Auditing existing log level usage
For an existing codebase with accumulated level misuse, a periodic audit of which log statements fire most frequently at each level, particularly error level, surfaces miscategorized routine events that have likely been silently degrading alert quality for some time:
docker logs --since 24h my-api | grep '"level":"error"' | jq -r '.message' | sort | uniq -c | sort -rn | head -20
A list of the most frequent error-level messages over a 24-hour period often reveals several that are clearly routine, expected conditions rather than genuine failures, which are then straightforward to identify and reclassify once surfaced this way.
Level misuse affects more than human readability
Beyond confusing a human reading logs directly, incorrect levels affect any automated system built on top of log severity: alerting rules, SLO calculations based on error rate, and dashboards that aggregate by level all silently inherit whatever inaccuracy exists in how levels were assigned at the point of logging:
sum(rate({service="api"} |= "level=error" [5m])) > 0.05
An alerting rule like this one is only as meaningful as the underlying error-level classification is accurate; if a third of what is logged as "error" is actually routine and expected, the rule's threshold has effectively been calibrated against noise rather than against genuine failure rate.

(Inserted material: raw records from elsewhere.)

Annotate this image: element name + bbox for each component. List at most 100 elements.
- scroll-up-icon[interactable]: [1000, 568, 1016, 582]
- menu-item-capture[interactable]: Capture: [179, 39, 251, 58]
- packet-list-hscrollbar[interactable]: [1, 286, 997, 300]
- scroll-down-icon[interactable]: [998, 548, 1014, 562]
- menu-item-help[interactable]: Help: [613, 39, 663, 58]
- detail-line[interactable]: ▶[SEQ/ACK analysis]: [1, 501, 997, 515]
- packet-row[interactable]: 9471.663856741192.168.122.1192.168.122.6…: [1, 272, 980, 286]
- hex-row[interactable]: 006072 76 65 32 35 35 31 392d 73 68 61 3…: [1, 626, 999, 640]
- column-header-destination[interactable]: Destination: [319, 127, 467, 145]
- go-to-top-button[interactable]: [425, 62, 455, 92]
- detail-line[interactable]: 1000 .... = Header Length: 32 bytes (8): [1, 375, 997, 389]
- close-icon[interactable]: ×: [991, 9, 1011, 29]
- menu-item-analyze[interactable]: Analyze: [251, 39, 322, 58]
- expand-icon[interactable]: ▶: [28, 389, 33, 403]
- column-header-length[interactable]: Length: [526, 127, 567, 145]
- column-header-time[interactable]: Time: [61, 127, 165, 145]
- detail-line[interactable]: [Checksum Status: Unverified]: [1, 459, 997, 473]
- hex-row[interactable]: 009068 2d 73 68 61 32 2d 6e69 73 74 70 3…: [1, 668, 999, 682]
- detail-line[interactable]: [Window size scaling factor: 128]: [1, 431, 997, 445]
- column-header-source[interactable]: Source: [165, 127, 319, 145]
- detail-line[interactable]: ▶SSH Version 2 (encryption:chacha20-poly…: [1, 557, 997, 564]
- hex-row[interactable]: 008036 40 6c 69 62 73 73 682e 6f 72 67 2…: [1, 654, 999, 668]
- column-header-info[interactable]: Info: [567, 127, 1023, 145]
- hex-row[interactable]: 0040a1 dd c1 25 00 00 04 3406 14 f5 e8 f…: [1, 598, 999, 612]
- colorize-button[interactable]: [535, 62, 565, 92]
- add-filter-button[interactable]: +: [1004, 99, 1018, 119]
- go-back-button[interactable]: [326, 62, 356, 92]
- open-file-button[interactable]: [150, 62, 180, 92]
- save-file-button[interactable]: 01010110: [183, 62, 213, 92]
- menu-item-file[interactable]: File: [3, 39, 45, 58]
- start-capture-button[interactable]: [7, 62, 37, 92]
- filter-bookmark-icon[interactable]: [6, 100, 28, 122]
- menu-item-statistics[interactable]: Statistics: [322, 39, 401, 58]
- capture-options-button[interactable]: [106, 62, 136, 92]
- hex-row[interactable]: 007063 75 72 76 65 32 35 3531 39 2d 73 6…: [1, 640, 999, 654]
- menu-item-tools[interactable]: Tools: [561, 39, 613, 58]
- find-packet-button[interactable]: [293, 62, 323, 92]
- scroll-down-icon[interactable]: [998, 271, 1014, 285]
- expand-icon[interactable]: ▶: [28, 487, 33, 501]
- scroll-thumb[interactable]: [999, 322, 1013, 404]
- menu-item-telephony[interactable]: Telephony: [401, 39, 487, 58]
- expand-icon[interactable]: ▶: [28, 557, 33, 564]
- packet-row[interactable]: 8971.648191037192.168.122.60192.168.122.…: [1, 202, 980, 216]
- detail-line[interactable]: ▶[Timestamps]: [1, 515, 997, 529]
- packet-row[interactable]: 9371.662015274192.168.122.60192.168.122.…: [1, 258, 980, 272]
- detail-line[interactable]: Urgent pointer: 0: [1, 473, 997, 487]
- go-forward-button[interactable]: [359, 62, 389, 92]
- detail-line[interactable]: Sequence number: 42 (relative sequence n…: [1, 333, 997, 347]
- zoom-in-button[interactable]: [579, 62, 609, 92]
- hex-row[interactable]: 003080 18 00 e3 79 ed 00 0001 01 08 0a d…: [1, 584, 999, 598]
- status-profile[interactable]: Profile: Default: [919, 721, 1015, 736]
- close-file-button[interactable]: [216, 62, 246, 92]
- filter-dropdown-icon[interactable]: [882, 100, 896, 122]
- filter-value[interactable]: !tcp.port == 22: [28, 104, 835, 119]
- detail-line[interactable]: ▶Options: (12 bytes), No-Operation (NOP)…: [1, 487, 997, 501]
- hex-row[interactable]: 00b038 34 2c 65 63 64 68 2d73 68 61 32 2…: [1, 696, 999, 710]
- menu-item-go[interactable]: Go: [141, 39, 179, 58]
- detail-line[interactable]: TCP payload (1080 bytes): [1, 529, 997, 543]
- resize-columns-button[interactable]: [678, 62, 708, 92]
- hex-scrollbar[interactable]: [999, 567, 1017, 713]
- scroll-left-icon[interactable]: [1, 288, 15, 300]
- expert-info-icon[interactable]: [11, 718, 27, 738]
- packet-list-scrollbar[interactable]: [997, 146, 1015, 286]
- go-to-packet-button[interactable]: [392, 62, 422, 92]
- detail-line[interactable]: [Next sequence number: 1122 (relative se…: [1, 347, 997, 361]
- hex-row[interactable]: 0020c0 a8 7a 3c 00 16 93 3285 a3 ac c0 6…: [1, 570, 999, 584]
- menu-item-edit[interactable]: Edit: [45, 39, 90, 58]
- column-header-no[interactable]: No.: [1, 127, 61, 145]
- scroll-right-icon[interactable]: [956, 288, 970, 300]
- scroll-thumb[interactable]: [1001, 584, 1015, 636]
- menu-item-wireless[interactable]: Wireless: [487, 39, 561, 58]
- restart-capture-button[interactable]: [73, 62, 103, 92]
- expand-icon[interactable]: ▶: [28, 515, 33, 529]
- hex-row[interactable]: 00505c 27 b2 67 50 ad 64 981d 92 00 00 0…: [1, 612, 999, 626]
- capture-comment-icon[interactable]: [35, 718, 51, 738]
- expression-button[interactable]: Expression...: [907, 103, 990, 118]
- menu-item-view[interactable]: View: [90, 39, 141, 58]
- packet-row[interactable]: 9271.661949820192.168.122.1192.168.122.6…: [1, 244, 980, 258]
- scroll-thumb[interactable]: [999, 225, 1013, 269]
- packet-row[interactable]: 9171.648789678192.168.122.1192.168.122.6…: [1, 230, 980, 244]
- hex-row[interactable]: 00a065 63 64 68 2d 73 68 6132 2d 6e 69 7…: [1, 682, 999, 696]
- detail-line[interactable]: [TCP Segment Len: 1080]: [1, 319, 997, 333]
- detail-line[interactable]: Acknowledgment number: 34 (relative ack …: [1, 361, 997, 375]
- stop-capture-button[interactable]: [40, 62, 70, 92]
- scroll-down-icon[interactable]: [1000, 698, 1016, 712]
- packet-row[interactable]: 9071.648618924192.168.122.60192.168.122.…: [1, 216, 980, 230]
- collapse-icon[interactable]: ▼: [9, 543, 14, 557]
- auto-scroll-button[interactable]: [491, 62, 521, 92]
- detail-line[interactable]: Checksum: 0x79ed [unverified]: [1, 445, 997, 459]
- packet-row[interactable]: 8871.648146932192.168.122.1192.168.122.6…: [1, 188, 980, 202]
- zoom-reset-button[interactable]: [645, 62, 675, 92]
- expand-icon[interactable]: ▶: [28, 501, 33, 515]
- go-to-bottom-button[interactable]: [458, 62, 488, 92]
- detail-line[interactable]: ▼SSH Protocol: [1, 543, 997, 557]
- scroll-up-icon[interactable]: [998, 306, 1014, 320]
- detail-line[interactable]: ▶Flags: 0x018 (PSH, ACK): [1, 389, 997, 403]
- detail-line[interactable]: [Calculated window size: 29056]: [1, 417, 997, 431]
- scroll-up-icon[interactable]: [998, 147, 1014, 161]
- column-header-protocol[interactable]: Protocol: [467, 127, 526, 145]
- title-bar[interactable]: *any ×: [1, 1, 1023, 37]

Adjusting levels without a full redeploy
Because level misuse is often discovered gradually rather than all at once, supporting per-component or runtime-adjustable log levels makes correcting it less disruptive than requiring a full code change and redeploy for every adjustment:
const logger = require('pino')({ level: process.env.LOG_LEVEL || 'info' });
docker exec my-api kill -USR1 1 # signal handler that toggles debug logging temporarily
A mechanism for temporarily raising verbosity for investigation, without permanently changing the codebase's level assignments, reduces the temptation to default everything to a higher, noisier level "just in case" during normal operation.
Common mistakes
- Logging expected, handled conditions at error level, eroding trust in error-level alerting over time.
- Logging genuinely serious failures at a level low enough to be filtered out by the production logging configuration entirely.
- Leaving level definitions undocumented and unenforced, resulting in inconsistent severity assignment across different parts of the same codebase.
- Building alerting and SLO calculations directly on top of log level without first auditing whether the underlying level assignments are actually accurate.
- Defaulting to a higher log level across the board to compensate for level misuse, rather than fixing the misclassification at its source.
A wrong log level is a quieter but more corrosive problem than missing or excessive logs, since it degrades the trustworthiness of every alert, dashboard, and severity-based filter built on top of it, and the fix is a shared, enforced definition of what each level actually means combined with periodic auditing of how that definition is actually being applied in practice.